Sadly, however, such tragedies are not uncommon. In Hampshire at the weekend a man killed his children aged one and three and then himself, after splitting up from the children’s mother. David Cass even telephoned the mother to tell her of the children’s deaths before taking his own life. In his deranged state he was obviously determined to cause the mother the maximum amount of hurt and used the children to that end. It was an act of unspeakable
cruelty and hatred. In Finland yesterday a student killed 10 others in a shooting rampage at a college. It was reminiscent of the massacre of 16 young children and an adult at Dunblane primary school in Scotland in 1996. Again children or young people were deliberately chosen as the targets for maximum impact. There have been a number of multiple shooting incidents in American colleges and there is undoubtedly a copy-cat element to such attacks.

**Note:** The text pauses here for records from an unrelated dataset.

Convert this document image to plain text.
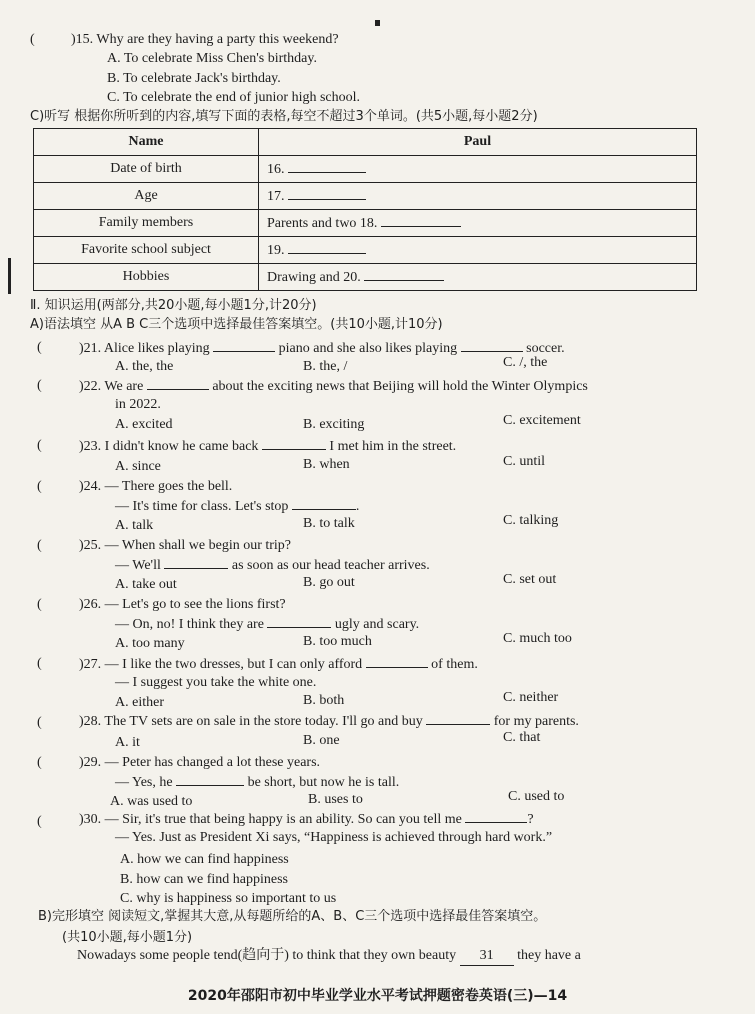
(	)15. Why are they having a party this weekend?
A. To celebrate Miss Chen's birthday.
B. To celebrate Jack's birthday.
C. To celebrate the end of junior high school.
C)听写 根据你所听到的内容,填写下面的表格,每空不超过3个单词。(共5小题,每小题2分)
Name	Paul
Date of birth	16.
Age	17.
Family members	Parents and two 18.
Favorite school subject	19.
Hobbies	Drawing and 20.
Ⅱ. 知识运用(两部分,共20小题,每小题1分,计20分)
A)语法填空 从A B C三个选项中选择最佳答案填空。(共10小题,计10分)
(	)21. Alice likes playing	piano and she also likes playing	soccer.
A. the, the	B. the, /	C. /, the
(	)22. We are	about the exciting news that Beijing will hold the Winter Olympics
in 2022.
A. excited	B. exciting	C. excitement
(	)23. I didn't know he came back	I met him in the street.
A. since	B. when	C. until
(	)24. — There goes the bell.
— It's time for class. Let's stop	.
A. talk	B. to talk	C. talking
(	)25. — When shall we begin our trip?
— We'll	as soon as our head teacher arrives.
A. take out	B. go out	C. set out
(	)26. — Let's go to see the lions first?
— On, no! I think they are	ugly and scary.
A. too many	B. too much	C. much too
(	)27. — I like the two dresses, but I can only afford	of them.
— I suggest you take the white one.
A. either	B. both	C. neither
(	)28. The TV sets are on sale in the store today. I'll go and buy	for my parents.
A. it	B. one	C. that
(	)29. — Peter has changed a lot these years.
— Yes, he	be short, but now he is tall.
A. was used to	B. uses to	C. used to
(	)30. — Sir, it's true that being happy is an ability. So can you tell me	?
— Yes. Just as President Xi says, “Happiness is achieved through hard work.”
A. how we can find happiness
B. how can we find happiness
C. why is happiness so important to us
B)完形填空 阅读短文,掌握其大意,从每题所给的A、B、C三个选项中选择最佳答案填空。
(共10小题,每小题1分)
Nowadays some people tend(趋向于) to think that they own beauty 31 they have a
2020年邵阳市初中毕业学业水平考试押题密卷英语(三)—14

The only common denominator in the attacks listed above is the taking of young people’s lives in the most wanton and deliberate manner. Some of the
children were with people, a parent, they had every reason to trust implicitly. Children, especially very young children, have absolute, unconditional love for their parents and that is what makes incidents like those involving Catriona Innes or David Cass so horrifying. For an adult to use the children as instruments of revenge or just to take their lives because they feel their own is no longer worth living is beyond the comprehension of most people. Indeed most people would find it difficult to think of circumstances in which they would take their own lives, never mind those of a trusting child.
Sometimes there are warning signs. In 2005 a Londonderry woman took her own life after killing her daughter. She had threatened that action before and was undergoing treatment for mental problems. In that instance a breakdown in communication between health professionals contributed to the tragedy. No-one told her estranged husband or gave him the opportunity to protect his daughter.
While most homicides are carried out by men, both men and women appear equally likely to snap and take their children’s lives. Every case needs to be examined thoroughly to ensure that no early warning signals were missed or to see if there are common traits in those who kill children. Perhaps we are simply more aware of the problem because global communications are now so swift and all-encompassing or perhaps there are more incidents of this nature. Whatever the causes, the deaths of children at the hands of people they instinctively trust and love are tragedies beyond the comprehension of most.